- Composed by John Powell
- Sony Classical / 2014 / 55m
Rio 2, my research has revealed, is the sequel to Rio, the popular 2011 animation from Blue Sky Studios. Hopefully that information proves useful. Back then, in what was not one of my more impressive pieces of writing, I rather dismissed John Powell’s score – he had burned himself out on animation, I thought, and it was time he did something else instead. The next four films he did after I wrote those words were Kung Fu Panda 2, Happy Feet 2, The Lorax and Ice Age: Continental Drift, so clearly he took my advice to heart. Then he took a break from film entirely for a couple of years before coming back with Rio 2; and next up is How To Train Your Dragon 2. The strange thing is, during my extensive preparations for writing this very “review” (all two paragraphs of it), I re-listened to Rio; and found it to be really rather delightful. I’m not sure what was wrong with me the day I wrote that one – perhaps it was my time of the month – but clearly I am in a much more cheerful frame of mind at the moment. And the good news is – Rio 2 is even better.
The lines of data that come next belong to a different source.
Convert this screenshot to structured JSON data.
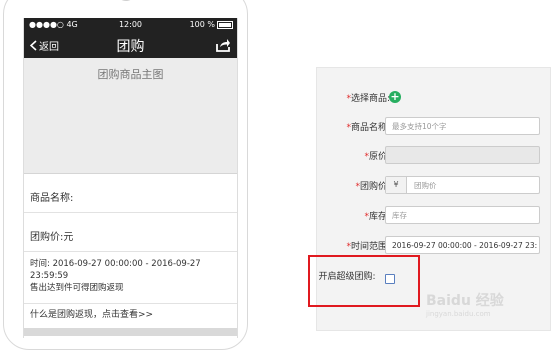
{
  "status_bar": {
    "signal": "●●●●○ 4G",
    "time": "12:00",
    "battery": "100 %"
  },
  "nav": {
    "back_label": "返回",
    "title": "团购"
  },
  "banner": {
    "text": "团购商品主图"
  },
  "product": {
    "name_label": "商品名称:",
    "price_label": "团购价:元",
    "time_line1": "时间: 2016-09-27 00:00:00 - 2016-09-27",
    "time_line2": "23:59:59",
    "rule_text": "售出达到件可得团购返现",
    "link_text": "什么是团购返现，点击查看>>"
  },
  "form": {
    "select_product_label": "选择商品:",
    "product_name_label": "商品名称:",
    "product_name_placeholder": "最多支持10个字",
    "original_price_label": "原价:",
    "group_price_label": "团购价:",
    "currency_symbol": "¥",
    "group_price_placeholder": "团购价",
    "stock_label": "库存:",
    "stock_placeholder": "库存",
    "time_range_label": "时间范围:",
    "time_range_value": "2016-09-27 00:00:00 - 2016-09-27 23:",
    "super_group_label": "开启超级团购:",
    "super_group_checked": false
  },
  "watermark": {
    "text": "Baidu 经验",
    "sub": "jingyan.baidu.com"
  },
  "colors": {
    "nav_bg": "#222222",
    "add_button": "#27ae60",
    "required": "#e02b2b",
    "highlight_border": "#e0191f"
  }
}
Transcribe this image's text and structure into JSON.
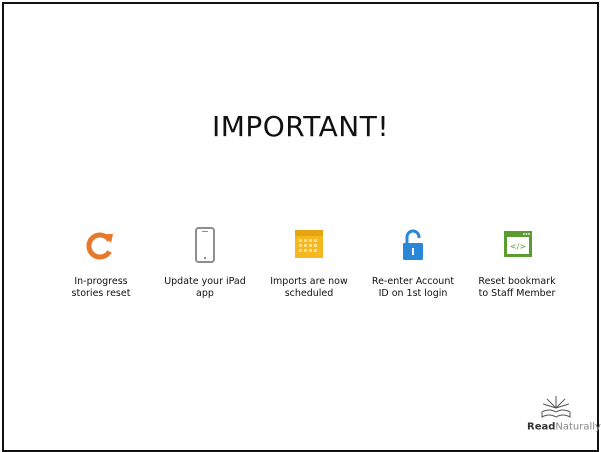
{
  "slide": {
    "title": "IMPORTANT!",
    "items": [
      {
        "line1": "In-progress",
        "line2": "stories reset",
        "icon": "refresh-icon",
        "color": "#E8782A"
      },
      {
        "line1": "Update your iPad",
        "line2": "app",
        "icon": "tablet-icon",
        "color": "#8E8E8E"
      },
      {
        "line1": "Imports are now",
        "line2": "scheduled",
        "icon": "calendar-icon",
        "color": "#F5B820"
      },
      {
        "line1": "Re-enter Account",
        "line2": "ID on 1st login",
        "icon": "unlocked-padlock-icon",
        "color": "#2A86D6"
      },
      {
        "line1": "Reset bookmark",
        "line2": "to Staff Member",
        "icon": "browser-code-icon",
        "color": "#5C9C2E"
      }
    ]
  },
  "logo": {
    "bold": "Read",
    "light": "Naturally",
    "mark": "®"
  }
}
From the moment the album starts, with a magnificent samba arrangement of Alfred Newman’s Fox Fanfare, you just know it’s going to be great fun.
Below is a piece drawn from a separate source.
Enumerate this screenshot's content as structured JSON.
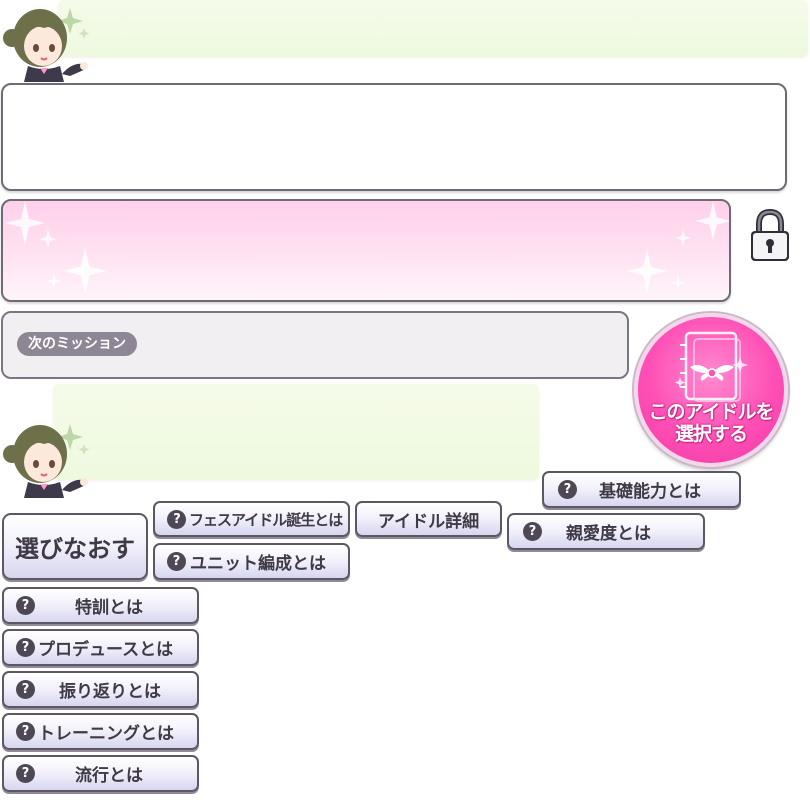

The familiar, sweet main theme from the first film returns, as does the typical Powell orchestral derring-do, as he almost always uses in these animations. What’s different is that there’s a slightly higher emphasis this time on Brazilian rhythms, the composer employing the services of the native band Uakti, who inject a wonderful sense of fun and a great energy whenever they appear. There’s a great set of themes here, too, memorable and magical, Powell throwing them around a huge number of variations over the course of the score. It’s a lovely album – full of charm, wit, terrific orchestral music; a very pleasurable way of spending an hour. There’s adventure in spades, moments of wit (I just love the woodwind impersonations of bird calls), an occasional bout of 60s-style “light music”; above all, just the most wonderful fun – music with a smile on its face whose infectious spirit quickly passes on to the listener. The 2014 version of James Southall understands why the 2011 version wanted John Powell to spend more time on more serious films; but damn it, he’s just so good at these and Rio 2 is fabulous.